During campaigns for elective political office, only a few people see beyond the fanfare and the razzmatazz. The dream is always about how to capture the office. Usually, the picture seen from the outside of the grandiose of power is not usually the case when one gets into the office. Like in business, when a new investor takes over a company, he inherits the assets and liabilities. By the same token, Babagana Zulum, governor of Borno State may have inherited the troubles of former governor Kashim Shettima in the Boko Haram ravaged state.

On many occasions, Shettima was pictured shedding tears over the menace of the Islamist sect and the wastage of lives that greeted their bloody campaign. On many occasions, he cried to President Muhammadu Buhari and to the highest echelon of security authorities in Abuja, seeking intervention in the low-grade war that has seen thousands of Nigerians dead since 2009. As governor, Shettima escaped death a number of times as the insurgents laid ambush to his convoy. During some of his Save-Our-Souls (SOS) visit to Aso Rock, he met with President Buhari, three senators from the state, members of the House of Representatives, the Chief of Defence Staff, National Security Adviser, Director General of the Department of State Service (DSS) and the Director General of the National Intelligence Agency (NIA).

Ordinarily, Shettima’s troubles should have discouraged any other politician from vying for the office of governor in the volatile state, but as it is said, the grass is always greener on the other side and the taste of the pudding is in the eating.

Less than four months after he was sworn in as Shettima’s successor, it appears that Zulum has begun to see the good, the bad and the ugly sides of power.
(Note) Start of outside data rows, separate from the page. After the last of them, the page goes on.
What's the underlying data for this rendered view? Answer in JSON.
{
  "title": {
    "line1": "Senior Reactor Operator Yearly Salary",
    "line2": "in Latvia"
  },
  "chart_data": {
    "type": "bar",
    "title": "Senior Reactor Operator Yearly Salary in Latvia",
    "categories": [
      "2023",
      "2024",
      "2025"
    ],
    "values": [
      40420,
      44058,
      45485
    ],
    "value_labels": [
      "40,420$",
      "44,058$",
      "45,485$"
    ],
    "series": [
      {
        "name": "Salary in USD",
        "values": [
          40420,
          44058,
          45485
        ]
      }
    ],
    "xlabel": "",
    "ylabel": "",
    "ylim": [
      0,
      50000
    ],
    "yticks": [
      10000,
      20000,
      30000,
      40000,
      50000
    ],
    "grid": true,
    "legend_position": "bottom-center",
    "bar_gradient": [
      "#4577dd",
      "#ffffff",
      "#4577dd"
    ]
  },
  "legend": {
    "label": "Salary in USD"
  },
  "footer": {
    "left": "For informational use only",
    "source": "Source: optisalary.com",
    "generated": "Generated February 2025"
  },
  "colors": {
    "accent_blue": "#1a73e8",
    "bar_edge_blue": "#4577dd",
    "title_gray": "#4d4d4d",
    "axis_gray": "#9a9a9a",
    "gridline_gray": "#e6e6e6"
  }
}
He daily hears the cries of agony of his subjects and the intimidating and taunting voices of the insurgents who launch deadly attacks from their fortress in the dreaded Sambisa forest.

Like Shettima, Zulum has reportedly made a tearful and passionate appeal to the President over the wicked activities of Boko Haram, a sect that has held some Chibok School girls abducted in 2014 up till now, and has also refused to let go a Christian girl, Leah Sharibu, violently taken away along others from their school in a sleepy community in Yobe State.

Today, Zulum may have discovered that he is wearing a crown of thorns.

Last Friday, following renewed attacks on communities in Borno State by Boko Haram insurgents, Governor Zulum ran to the seat of power in Abuja where he appealed to President for urgent plans to effectively police the Nigerian borders along the embattled state.

Borno, located on the North Eastern part on Nigeria, is also borders to the country’s neighbors, including Niger, Chad and Cameroon. Zulum lamented the renewed attacks in Borno communities of Gubio and Magumeri, burning government establishments and religious worship centres.

The governor had rushed to Abuja to see the President on the possible ways to end the nightmare in his domain. He disclosed that the state had begun a process of dialogue with local communities with a view to integrating repentant Boko Haram militants and called on the Federal Government to speed up the process of granting pardon to militants who are ready to lay down arms.

“We have already commenced the process of dialoguing with our traditional rulers, religious leaders and youths with the view to identifying militants who wants to repent.

“We also want to appeal to the President to help speed up the process of granting pardons for repentant militants,” he said.